Wohnmobile: Großer Händler Auto & Freizeit Nord an der A1 ist insolvent

Die Pleite kommt überraschend. Erst Ende 2022 war Auto & Freizeit Nord von Eutin (Kreis Ostholstein) in das 40.000 Quadratmeter große Stammhaus direkt an der A1-Anschlussstelle Reinfeld umgezogen. Rund 8,5 Millionen Euro hat das Unternehmen in den Standort am Stubbendorfer Ring investiert.

Firmengründer und Geschäftsführer Horst Spiertz schwärmte von einem „Paradies für mobile Urlaubsfreuden“, das im Gewerbegebiet Reinfeld/Stubbendorf entstanden sei. Spiertz hat Auto & Freizeit Nord zusammen mit seinem Geschäftspartner Reiner Lemke in Eutin gegründet. Mit sieben Wohnwagen und 20 Pkw starteten sie in die Selbstständigkeit.

Die Kunden kamen auch aus Niedersachsen und Berlin nach Wesenberg

Schnell machten sie sich einen Namen als Spezialisten im mobilen Freizeitsektor.

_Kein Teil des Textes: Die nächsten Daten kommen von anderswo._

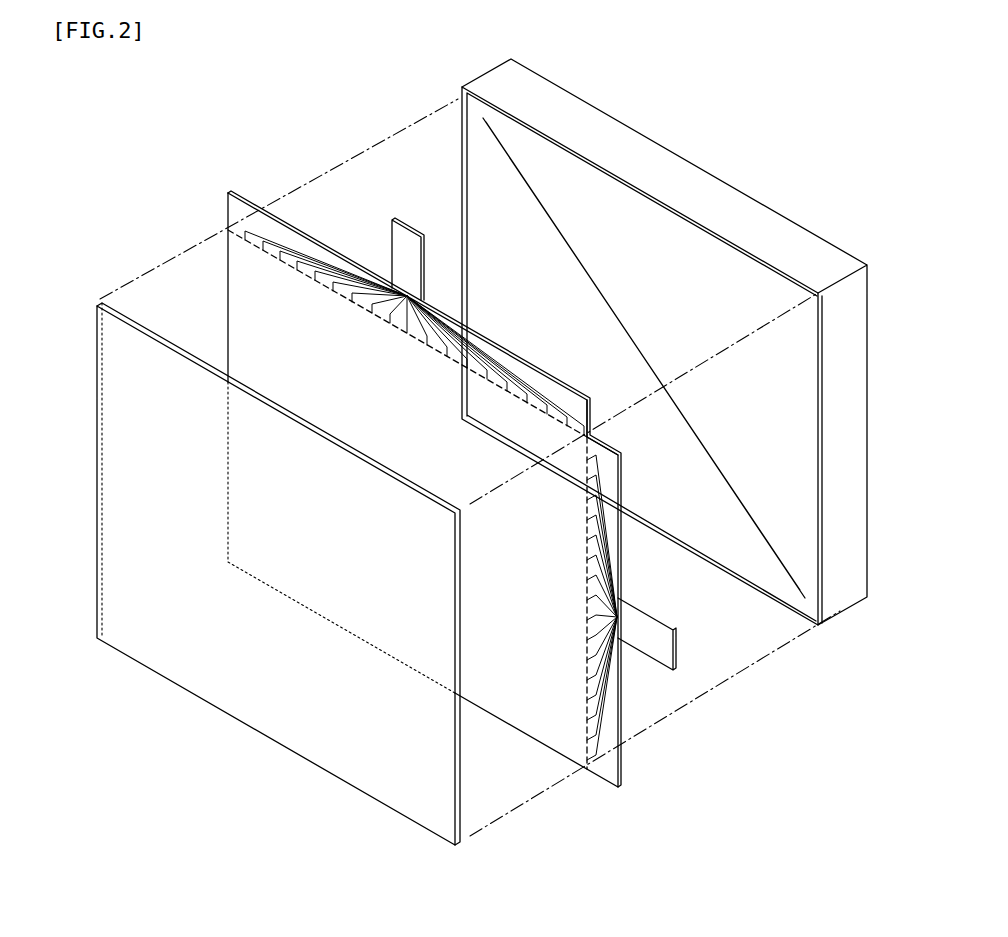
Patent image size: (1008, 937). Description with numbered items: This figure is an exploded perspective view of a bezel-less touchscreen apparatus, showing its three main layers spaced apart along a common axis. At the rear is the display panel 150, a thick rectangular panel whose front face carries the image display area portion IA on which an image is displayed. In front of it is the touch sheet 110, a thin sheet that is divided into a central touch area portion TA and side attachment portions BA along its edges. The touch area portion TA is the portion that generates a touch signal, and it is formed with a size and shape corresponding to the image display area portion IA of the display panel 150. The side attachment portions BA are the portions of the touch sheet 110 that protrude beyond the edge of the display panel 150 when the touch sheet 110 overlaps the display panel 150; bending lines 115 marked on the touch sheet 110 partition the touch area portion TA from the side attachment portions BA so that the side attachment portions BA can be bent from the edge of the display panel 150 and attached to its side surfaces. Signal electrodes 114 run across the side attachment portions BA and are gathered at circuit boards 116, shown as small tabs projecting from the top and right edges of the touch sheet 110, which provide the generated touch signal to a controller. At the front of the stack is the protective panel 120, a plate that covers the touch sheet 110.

The touch sheet 110 is at (386, 482).
The signal electrodes 114 is at (330, 260).
The bending lines 115 is at (578, 428).
The circuit board (FPCB) 116 is at (397, 245).
The protective panel 120 is at (117, 362).
The display panel 150 is at (621, 342).
The side attachment portions BA is at (250, 217).
The touch area portion TA is at (240, 290).
The image display area portion IA is at (487, 165).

Vor dem Umzug an die A1 präsentierte das Unternehmen in Ostholsteins Kreisstadt auf rund 16.000 Quadratmetern Ausstellungsfläche mehr als 200 Wohnwagen und Reisemobile der Knaus-Tabbert-Gruppe sowie Gebrauchtwagen. 2018 expandierten die Unternehmer und eröffneten im Gewerbegebiet Reinfeld/Stubbendorf als zweiten Standort das „Caravan & Reisemobil Centrum“. Es bietet acht Marken der Trigano-Gruppe unter einem Dach an.

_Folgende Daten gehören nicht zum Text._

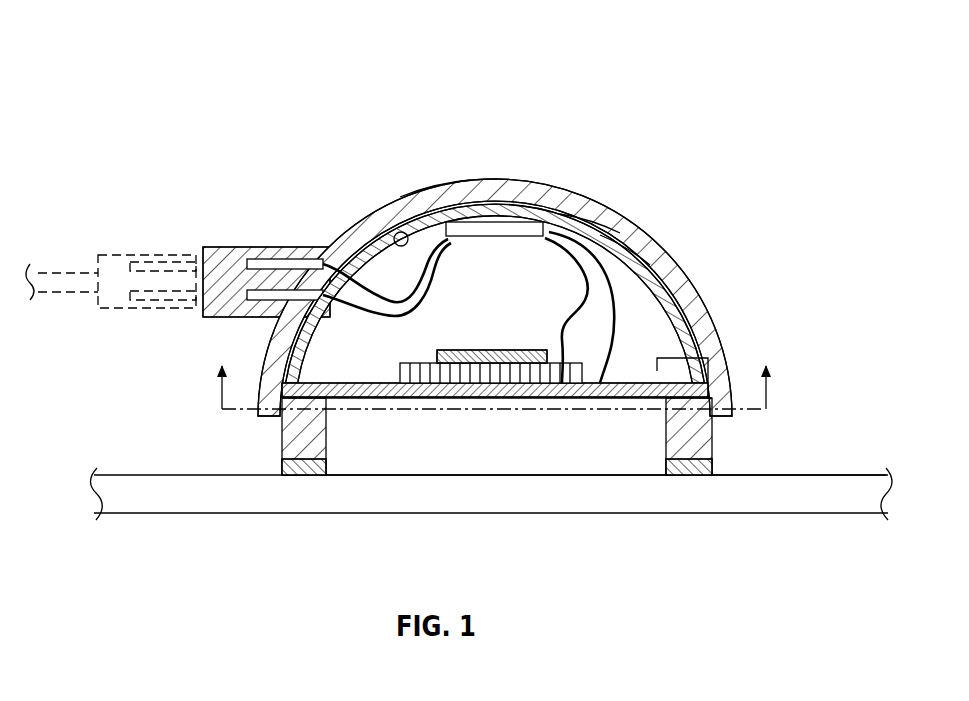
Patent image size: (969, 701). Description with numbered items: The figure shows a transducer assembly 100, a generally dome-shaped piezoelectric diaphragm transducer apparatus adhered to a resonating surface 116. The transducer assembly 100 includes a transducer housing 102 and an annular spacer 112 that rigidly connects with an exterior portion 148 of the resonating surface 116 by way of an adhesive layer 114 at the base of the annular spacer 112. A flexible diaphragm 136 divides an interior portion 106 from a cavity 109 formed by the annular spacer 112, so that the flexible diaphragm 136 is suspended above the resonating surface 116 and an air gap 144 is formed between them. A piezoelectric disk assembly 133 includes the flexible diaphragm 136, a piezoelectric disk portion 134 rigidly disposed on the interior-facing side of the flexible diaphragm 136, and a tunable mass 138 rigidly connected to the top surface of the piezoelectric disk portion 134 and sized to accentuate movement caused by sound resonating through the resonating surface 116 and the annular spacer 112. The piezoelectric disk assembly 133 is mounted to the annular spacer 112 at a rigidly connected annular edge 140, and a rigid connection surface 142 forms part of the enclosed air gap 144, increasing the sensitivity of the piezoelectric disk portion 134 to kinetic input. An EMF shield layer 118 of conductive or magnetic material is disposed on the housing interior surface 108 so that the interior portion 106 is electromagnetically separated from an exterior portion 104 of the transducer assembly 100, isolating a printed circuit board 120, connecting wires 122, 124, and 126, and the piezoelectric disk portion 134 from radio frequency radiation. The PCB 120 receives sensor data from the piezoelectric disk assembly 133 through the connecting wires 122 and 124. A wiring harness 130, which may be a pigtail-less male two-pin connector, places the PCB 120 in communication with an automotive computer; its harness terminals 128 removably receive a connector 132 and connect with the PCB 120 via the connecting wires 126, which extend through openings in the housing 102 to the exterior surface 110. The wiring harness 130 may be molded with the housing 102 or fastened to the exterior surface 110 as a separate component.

Der Unternehmer Horst Spiertz ist Geschäftsführer der Auto & Freizeit Nord GmbH.
Der Unternehmer Horst Spiertz ist Geschäftsführer der Auto & Freizeit Nord GmbH. © Auto & Freizeit Nord | Auto & Freizeit Nord

Auch wegen der verkehrsgünstigen Lage zwischen der Metropole Hamburg und der Urlaubsregion an der Ostseeküste habe sich die Niederlassung mit einer Ausstellungsfläche von 15.000 Quadratmetern ad hoc zu einer Top-Adresse für Camping-Begeisterte entwickelt, so Spiertz. „Die Kunden kommen nicht nur aus ganz Schleswig-Holstein und Hamburg, sondern auch aus Hannover und Berlin zu uns“, sagte der Geschäftsführer.

Infolge der Corona-Pandemie erlebte die Camping-Branche einen Boom

Im Sommer 2022 zog sich Lemke, der die Planungen für den neuen Firmensitz noch mit auf den Weg gebracht hatte, aus dem operativen Geschäft zurück. Im Herbst erfolgte dann der Umzug nach Stormarn, in direkte Nachbarschaft der bisherigen Zweigstelle.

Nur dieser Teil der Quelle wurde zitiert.